Recording Info Recorded at the Kesselhaus in Hanover, Germany, August 15 (during live concert) & 16, 1997

Produced by: Günter Christmann & Mats Gustafsson
Executive Producer: Bruno Johnson
Recorded by: Elke Schipper
Mastered by: Hrolfur Vagnsson

Reviews Rarely heard German provocateur Günter Christmann plays cello on twelve of eighteen freely improvised duos with saxophonist Mats Gustafsson. On the other six, he is heard on the trombone, for which is he is better known. It all works exceedingly well, as Christmann ruptures more than a few bastions of complacency with percussive scratches and highly infectious scurried patches of pulverized explosions, while Gustafsson continues to impress with his perfectly drawn puffs, pants, and snorts. Together, their intense, puckered chops rip through stereotypical tediousness and blast charmed lines of unending fascination. Often quiet, swift, and supple, almost like lizards darting in the desert eve, these two intertwine magnificently, with little percussive sounds predominating, and breathy snorts meeting scratched ruffles. On trombone, Christmann is Gustafsson’s equal, never grandstanding, while both tweak uncharted skies.
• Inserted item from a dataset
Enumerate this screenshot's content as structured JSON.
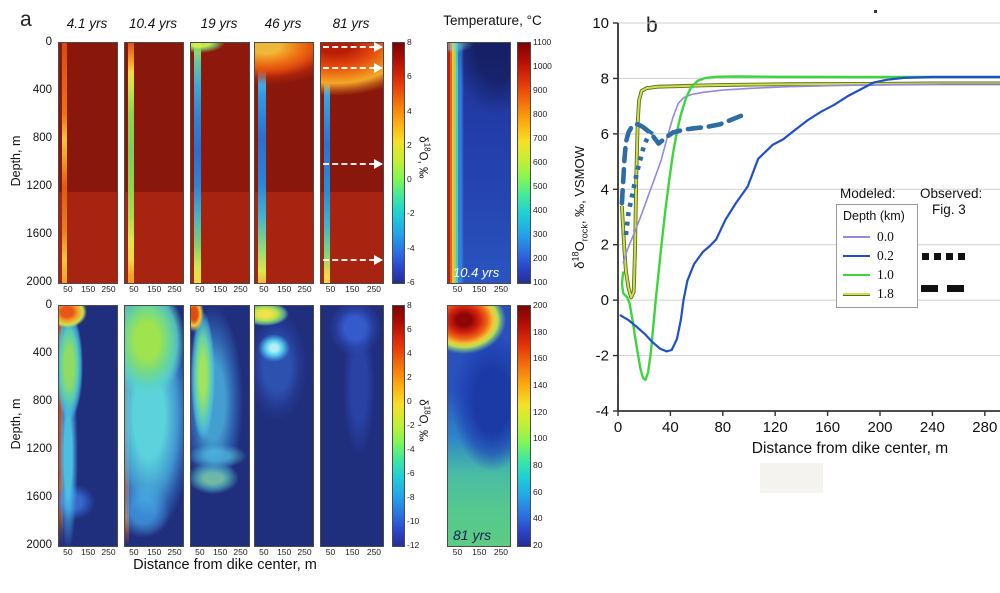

The trombonist favors muted forays, with intense, yet quiet blats the predominant focus. Both Christmann and Gustafsson can be hard-core, and the saxophonist enjoys energetic bursts to startle and surprise. Mostly, though, this is music that challenges as it subverts, its highly esoteric, yet disarmingly attractive lines an attractive hook. Highly ambitious, subtly exciting, and always formidable, Christmann and Gustafsson make a delightfully revolutionary pair. Not easy listening, but rewarding listening, and continuously challenging listening, these guys shake the heavens with heartfelt cries of mercy. There are no liner notes but what could be said? Powerful stuff, but you have to look below the surface.